The Korean War: The SIGINT Background
ASA in the post-World War II period had broken messages used by the Soviet armed forces, police and industry, and was building a remarkably complete picture of the Soviet national security posture. It was a situation that compared favorably to the successes of World War II. Then, during 1948, in rapid succession, every one of these cipher systems went dark. Although the loss of these systems occurred over several months (and none happened at the end of a week), U.S. cryptanalysts tended to lump the disasters together under the dire designation "Black Friday."

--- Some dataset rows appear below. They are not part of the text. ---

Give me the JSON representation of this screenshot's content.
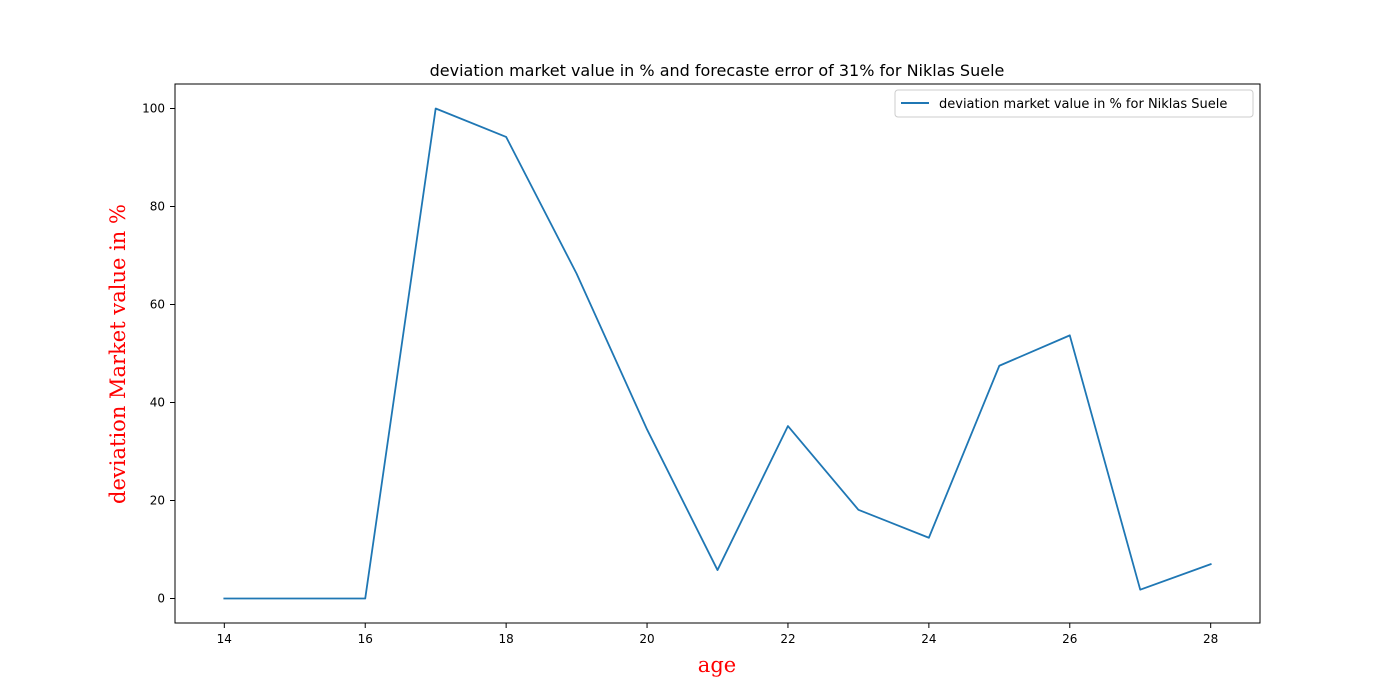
{
  "chart_data": {
    "type": "line",
    "title": "deviation market value in % and forecaste error of 31% for Niklas Suele",
    "xlabel": "age",
    "ylabel": "deviation Market value in %",
    "x": [
      14,
      15,
      16,
      17,
      18,
      19,
      20,
      21,
      22,
      23,
      24,
      25,
      26,
      27,
      28
    ],
    "series": [
      {
        "name": "deviation market value in % for Niklas Suele",
        "values": [
          0,
          0,
          0,
          100,
          94.2,
          66.3,
          34.5,
          5.8,
          35.2,
          18.1,
          12.4,
          47.5,
          53.7,
          1.8,
          7.0
        ],
        "color": "#1f77b4"
      }
    ],
    "xticks": [
      14,
      16,
      18,
      20,
      22,
      24,
      26,
      28
    ],
    "yticks": [
      0,
      20,
      40,
      60,
      80,
      100
    ],
    "xlim": [
      13.3,
      28.7
    ],
    "ylim": [
      -5,
      105
    ],
    "label_color": "#ff0000",
    "grid": false,
    "legend_position": "upper right"
  }
}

Soviet intelligence had had an agent inside AFSA who had revealed the extent of U.S. penetration of Soviet cipher systems. This was William Weisband, who had been recruited by the KGB in 1934. During and after World War II, Weisband was involved in the U.S. COMINT efforts, working (as a native speaker of Russian) in the Russian section in ASA and, later, AFSA. Although in 1950 the FBI uncovered information alleging espionage activities by Weisband in the early 1940s, he was never charged with espionage - Weisband lost his job with AFSA and served a year in prison for contempt of a grand jury.[2]
2. Robert Louis Benson and Michael Warner, VENONA: Soviet Espionage and the American Response, 1939-1957 (NSA/CIA Publication, 1996).